Real World Superbikes: Honda CB1000R v Kawasaki Z1000
Stick your Alstare Suzuki and your Ten Kate Honda up your jacksy. When the sun’s shining and you’re up for it, there can be few better seats to slide over for a good buzz than Big K’s Z1000 and Honda’s CB1000R
Click to read: Honda CB1000R owners reviews
Click to read: Kawasaki Z1000 owners reviews
I think it’d be wrong to open this test by trying to justify why having either one of these two bikes is a more sensible decision than purchasing their fairing clad forebears. After all, everybody knows the only people that buy new litre sportsbikes nowadays don’t need to bother with magazine road tests. They already know all there is to know about bikes, right?

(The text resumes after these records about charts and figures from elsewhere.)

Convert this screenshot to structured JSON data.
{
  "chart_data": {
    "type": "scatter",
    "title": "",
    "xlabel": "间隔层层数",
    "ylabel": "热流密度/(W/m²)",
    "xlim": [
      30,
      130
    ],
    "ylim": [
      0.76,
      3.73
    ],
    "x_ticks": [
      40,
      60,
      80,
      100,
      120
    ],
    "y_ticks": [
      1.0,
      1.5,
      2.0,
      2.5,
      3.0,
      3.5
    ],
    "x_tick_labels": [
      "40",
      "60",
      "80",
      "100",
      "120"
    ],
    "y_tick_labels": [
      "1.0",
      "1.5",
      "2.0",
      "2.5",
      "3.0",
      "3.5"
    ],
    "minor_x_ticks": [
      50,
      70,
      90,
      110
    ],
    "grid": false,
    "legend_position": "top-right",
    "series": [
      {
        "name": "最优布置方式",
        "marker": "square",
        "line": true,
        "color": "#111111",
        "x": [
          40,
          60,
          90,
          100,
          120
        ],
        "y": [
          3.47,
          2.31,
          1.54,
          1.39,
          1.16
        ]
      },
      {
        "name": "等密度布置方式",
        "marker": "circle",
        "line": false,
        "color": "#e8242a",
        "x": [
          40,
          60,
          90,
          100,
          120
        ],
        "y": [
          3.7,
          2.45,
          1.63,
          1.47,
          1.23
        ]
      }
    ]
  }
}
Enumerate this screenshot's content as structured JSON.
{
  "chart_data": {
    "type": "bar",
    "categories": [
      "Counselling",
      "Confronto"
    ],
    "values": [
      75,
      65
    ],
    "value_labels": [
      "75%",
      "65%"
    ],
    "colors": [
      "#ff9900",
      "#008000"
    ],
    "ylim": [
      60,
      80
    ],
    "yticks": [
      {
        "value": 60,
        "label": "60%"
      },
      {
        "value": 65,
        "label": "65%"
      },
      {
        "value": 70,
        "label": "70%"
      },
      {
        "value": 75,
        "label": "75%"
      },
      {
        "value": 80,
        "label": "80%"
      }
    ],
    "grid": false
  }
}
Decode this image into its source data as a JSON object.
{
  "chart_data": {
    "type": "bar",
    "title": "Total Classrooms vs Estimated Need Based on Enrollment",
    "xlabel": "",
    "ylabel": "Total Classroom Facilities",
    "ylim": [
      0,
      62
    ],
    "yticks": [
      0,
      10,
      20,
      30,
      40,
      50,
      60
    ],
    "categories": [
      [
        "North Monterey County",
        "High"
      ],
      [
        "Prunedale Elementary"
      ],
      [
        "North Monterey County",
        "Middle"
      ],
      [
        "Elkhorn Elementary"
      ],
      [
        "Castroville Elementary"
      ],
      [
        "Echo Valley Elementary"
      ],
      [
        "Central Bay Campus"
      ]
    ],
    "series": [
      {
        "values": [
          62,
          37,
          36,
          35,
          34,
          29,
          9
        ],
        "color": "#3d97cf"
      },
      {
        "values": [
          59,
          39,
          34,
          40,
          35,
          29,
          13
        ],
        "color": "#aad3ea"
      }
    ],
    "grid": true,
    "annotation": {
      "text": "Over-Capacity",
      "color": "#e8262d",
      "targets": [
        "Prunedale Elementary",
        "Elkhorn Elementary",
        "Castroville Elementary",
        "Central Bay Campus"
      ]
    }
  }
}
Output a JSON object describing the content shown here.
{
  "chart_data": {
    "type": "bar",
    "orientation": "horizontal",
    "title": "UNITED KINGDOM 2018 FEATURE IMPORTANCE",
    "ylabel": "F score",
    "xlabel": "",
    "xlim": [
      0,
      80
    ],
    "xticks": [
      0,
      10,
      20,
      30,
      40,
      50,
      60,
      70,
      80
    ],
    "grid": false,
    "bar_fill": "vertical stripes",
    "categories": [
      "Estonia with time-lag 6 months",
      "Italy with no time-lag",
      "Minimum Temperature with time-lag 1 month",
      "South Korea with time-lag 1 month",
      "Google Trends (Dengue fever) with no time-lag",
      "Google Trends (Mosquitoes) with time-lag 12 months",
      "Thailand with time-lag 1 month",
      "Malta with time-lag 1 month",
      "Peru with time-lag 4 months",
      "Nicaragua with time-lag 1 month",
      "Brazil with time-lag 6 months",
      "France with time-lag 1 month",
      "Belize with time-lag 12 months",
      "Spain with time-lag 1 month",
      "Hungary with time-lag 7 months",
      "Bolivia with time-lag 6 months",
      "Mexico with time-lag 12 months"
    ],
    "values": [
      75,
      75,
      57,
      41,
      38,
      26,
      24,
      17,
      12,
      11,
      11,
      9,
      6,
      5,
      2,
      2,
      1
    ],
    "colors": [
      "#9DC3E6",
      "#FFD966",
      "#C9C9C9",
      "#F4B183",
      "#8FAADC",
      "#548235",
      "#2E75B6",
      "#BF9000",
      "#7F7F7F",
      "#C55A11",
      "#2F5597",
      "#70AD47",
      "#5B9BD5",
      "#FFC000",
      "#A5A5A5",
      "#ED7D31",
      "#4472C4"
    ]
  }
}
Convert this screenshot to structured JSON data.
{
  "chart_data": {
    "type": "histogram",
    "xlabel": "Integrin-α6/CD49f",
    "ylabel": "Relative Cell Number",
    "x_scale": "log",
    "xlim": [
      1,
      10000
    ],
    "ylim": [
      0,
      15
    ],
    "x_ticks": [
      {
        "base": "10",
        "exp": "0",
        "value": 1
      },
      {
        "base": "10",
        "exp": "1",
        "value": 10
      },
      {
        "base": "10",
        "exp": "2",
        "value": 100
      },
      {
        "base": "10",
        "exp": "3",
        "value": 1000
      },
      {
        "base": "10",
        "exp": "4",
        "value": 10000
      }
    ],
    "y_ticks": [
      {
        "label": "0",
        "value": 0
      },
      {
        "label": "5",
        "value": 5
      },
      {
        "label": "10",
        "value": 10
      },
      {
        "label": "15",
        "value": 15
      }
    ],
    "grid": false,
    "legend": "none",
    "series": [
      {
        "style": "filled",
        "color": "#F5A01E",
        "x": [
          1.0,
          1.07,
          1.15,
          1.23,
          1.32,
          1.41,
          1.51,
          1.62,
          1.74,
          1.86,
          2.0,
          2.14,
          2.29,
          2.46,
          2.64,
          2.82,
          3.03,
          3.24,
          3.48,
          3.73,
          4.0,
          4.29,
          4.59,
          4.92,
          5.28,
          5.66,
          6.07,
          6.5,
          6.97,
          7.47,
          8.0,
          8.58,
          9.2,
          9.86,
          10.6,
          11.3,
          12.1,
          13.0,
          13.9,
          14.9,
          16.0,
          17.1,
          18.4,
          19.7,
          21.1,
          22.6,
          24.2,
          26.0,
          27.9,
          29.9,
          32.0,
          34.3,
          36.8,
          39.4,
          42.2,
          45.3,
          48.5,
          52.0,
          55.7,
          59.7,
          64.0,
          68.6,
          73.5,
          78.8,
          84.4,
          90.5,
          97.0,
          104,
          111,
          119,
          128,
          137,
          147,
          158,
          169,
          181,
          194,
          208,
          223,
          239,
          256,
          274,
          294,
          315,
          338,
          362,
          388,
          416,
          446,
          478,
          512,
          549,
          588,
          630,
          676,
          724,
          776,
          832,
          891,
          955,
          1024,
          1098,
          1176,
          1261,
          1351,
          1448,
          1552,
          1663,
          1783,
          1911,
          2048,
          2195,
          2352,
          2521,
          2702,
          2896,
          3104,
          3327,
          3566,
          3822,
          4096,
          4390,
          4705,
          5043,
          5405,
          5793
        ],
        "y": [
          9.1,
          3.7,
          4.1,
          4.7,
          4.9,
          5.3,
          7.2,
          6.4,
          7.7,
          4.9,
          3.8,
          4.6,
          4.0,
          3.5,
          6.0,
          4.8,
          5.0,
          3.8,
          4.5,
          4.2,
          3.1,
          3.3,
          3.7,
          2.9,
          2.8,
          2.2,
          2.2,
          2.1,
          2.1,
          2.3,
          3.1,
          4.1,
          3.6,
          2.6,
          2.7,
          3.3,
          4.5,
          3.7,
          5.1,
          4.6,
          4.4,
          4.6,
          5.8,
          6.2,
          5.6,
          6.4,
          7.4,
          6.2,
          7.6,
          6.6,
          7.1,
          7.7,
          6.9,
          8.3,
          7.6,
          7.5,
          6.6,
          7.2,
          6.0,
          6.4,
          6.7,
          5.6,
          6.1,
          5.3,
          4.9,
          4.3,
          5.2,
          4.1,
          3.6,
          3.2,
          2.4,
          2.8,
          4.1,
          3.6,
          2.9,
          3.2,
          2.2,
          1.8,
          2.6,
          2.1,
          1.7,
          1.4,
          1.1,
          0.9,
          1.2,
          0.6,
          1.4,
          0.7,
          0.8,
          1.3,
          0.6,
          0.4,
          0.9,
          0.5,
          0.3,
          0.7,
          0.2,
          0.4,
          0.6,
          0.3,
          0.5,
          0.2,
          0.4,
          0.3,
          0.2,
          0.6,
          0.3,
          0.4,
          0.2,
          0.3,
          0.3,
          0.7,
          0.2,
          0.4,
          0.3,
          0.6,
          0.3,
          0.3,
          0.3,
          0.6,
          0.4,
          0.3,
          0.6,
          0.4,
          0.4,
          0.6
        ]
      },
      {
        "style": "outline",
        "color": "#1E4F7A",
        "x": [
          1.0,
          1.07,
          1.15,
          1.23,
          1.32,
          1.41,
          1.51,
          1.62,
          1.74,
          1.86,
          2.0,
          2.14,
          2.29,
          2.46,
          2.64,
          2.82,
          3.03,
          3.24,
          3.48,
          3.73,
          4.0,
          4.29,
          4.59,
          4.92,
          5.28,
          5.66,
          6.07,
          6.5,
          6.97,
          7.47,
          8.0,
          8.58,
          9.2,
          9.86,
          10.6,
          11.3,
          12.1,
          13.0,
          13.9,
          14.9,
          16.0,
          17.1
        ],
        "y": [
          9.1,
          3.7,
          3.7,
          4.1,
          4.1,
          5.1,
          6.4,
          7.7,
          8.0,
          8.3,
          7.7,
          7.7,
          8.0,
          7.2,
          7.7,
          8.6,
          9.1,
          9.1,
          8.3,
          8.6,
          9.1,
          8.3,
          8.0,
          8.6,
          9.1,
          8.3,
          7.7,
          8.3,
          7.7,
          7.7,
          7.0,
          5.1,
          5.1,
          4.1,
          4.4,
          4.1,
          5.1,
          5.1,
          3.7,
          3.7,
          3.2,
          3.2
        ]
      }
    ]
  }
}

Every time I try and ride a modern sportsbike fast on the road, apart from being completely humbled and feeling like a social outcast, I’ve never climbed from one thinking, yep, definitely glad I had 180bhp on cam as I was powering off that mini roundabout. Pointless. Don’t get me wrong, I love litre sportsbikes like I love litre bottles of Jack Daniels, never needed a whole one though. The best thing sportsbikes have given us is street bikes like the Honda CB1000R and the Kawasaki Z1000.
You still get the raucous, death-on-a-stick power plant, which even after the grown-ups have retuned them for more midrange and less peak power will leave you with enough shove to share with your friends. Plus you get proper brakes and suspension that can cope with everything you can throw at it, rather than only what you can’t.
They’re also comfortable, insurable and thrashable. The Zed and the CB aren’t the only two available, but they are the pick of the crop. The CB remains unchanged since it arrived on the scene in 2007. With its smooth as silk looks and its fluid riding dynamic you wouldn’t doubt it was sitting pretty until the new Zed thou’ bowled into town asking, “Who was the hardest till I walked in?”
It has a look, but I’m not sure what it’s trying to achieve yet. I’m not even sure the guy that designed it is sure what it’s supposed to look like. At any angle from the rear it looks great. The trapezoidal pipes have retained the original cool of the 2004 model’s four peashooters, yet shrugged off some of the lard the updated 2007 version sprouted. I like them. I think the whole rear end works well, even with the polished rims.
Approaching this bike from the front is best done with your eyes shut, for it is as ugly as sin. I was convinced it had been crashed when I picked it up, closer inspection revealed the twisted hideous mass of cheap plastic hiding the engine was as the factory intended, yikes. The cheap theme continued up the fork legs, just what exactly are they trying to hide with those covers?
The last word in cheap is the clock set, the square neutral light looks like something you’d find in a homemade kit car and the final two bars on the digital tachometer are in fact painted onto the screen. Are the heavy industries getting so light that they couldn’t afford two more blobs of digital? Now, as downmarket as it may look, there is definitely something about the Zed. Something I really like.